10 Milliarden Euro Kapitalstock sind ein Lichtblick, ein guter Anfang und ein sehr gutes Signal für unsere Jugend.

(Beifall bei der FDP sowie bei Abgeordneten der SPD und des BÜNDNISSES 90/DIE GRÜNEN – Kai Whittaker [CDU/CSU]: Ein Tropfen auf den heißen Stein!)

Eine Notoperation an unserem eigentlich umlagefinanzierten System ersetzen sie jedoch nicht. Lieber Herr Minister, ich würde mich über einen gemeinsamen Aufbruch freuen. Lassen Sie uns zu diesem Thema im Gespräch bleiben.

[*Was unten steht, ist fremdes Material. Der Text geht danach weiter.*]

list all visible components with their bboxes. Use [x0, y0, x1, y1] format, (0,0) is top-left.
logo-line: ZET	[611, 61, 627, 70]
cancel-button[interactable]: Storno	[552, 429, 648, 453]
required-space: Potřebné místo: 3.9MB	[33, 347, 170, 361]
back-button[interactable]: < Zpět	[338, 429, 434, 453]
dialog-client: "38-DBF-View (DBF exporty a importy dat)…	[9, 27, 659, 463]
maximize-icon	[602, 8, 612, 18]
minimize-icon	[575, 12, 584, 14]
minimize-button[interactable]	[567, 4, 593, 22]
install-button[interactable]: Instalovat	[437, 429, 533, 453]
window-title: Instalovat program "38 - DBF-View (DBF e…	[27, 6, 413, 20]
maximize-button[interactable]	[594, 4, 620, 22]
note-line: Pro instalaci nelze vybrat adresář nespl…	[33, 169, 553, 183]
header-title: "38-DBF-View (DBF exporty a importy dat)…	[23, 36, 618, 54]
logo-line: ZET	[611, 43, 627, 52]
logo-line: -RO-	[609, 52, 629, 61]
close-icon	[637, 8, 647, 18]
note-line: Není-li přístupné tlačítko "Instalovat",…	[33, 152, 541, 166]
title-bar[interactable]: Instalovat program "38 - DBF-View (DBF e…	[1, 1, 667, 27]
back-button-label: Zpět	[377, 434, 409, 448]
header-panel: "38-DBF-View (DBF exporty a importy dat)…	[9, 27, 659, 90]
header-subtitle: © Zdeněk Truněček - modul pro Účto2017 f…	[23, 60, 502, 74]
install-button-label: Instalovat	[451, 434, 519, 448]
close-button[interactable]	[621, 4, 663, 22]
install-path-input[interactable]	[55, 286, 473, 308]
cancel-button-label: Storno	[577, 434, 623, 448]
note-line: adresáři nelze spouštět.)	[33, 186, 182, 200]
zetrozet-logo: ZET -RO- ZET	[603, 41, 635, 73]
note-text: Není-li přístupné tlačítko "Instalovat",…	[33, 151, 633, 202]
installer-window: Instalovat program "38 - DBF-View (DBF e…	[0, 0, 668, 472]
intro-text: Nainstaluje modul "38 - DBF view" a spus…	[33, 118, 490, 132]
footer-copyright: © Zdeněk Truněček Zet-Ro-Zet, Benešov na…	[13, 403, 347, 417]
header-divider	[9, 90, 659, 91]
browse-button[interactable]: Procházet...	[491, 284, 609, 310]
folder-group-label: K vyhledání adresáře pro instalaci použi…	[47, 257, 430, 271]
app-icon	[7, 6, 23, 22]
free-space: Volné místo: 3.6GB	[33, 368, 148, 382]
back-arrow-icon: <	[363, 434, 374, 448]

Abschließend noch eine Erfolgsmeldung. Es geht um den Fonds zur Abmilderung von Härtefällen in der Ost-West-Rentenüberleitung, für Spätaussiedler und jüdische Zuwanderer, der im Bundeshaushalt 2023 nicht mehr etatisiert ist. Für das aktuell laufende Haushaltsjahr stehen 500 Millionen Euro zur Verfügung, die mit einer Sperre versehen waren. Ursprünglich sollte das Fondsvolumen von den Bundesländern um den gleichen Betrag ergänzt werden. Hier wurde eine gemeinschaftliche Beteiligung seitens der Länder aber abgelehnt.

(Matthias W. Birkwald [DIE LINKE]: Die zahlen ja auch schon 1,17 Milliarden Euro für das AAÜG!)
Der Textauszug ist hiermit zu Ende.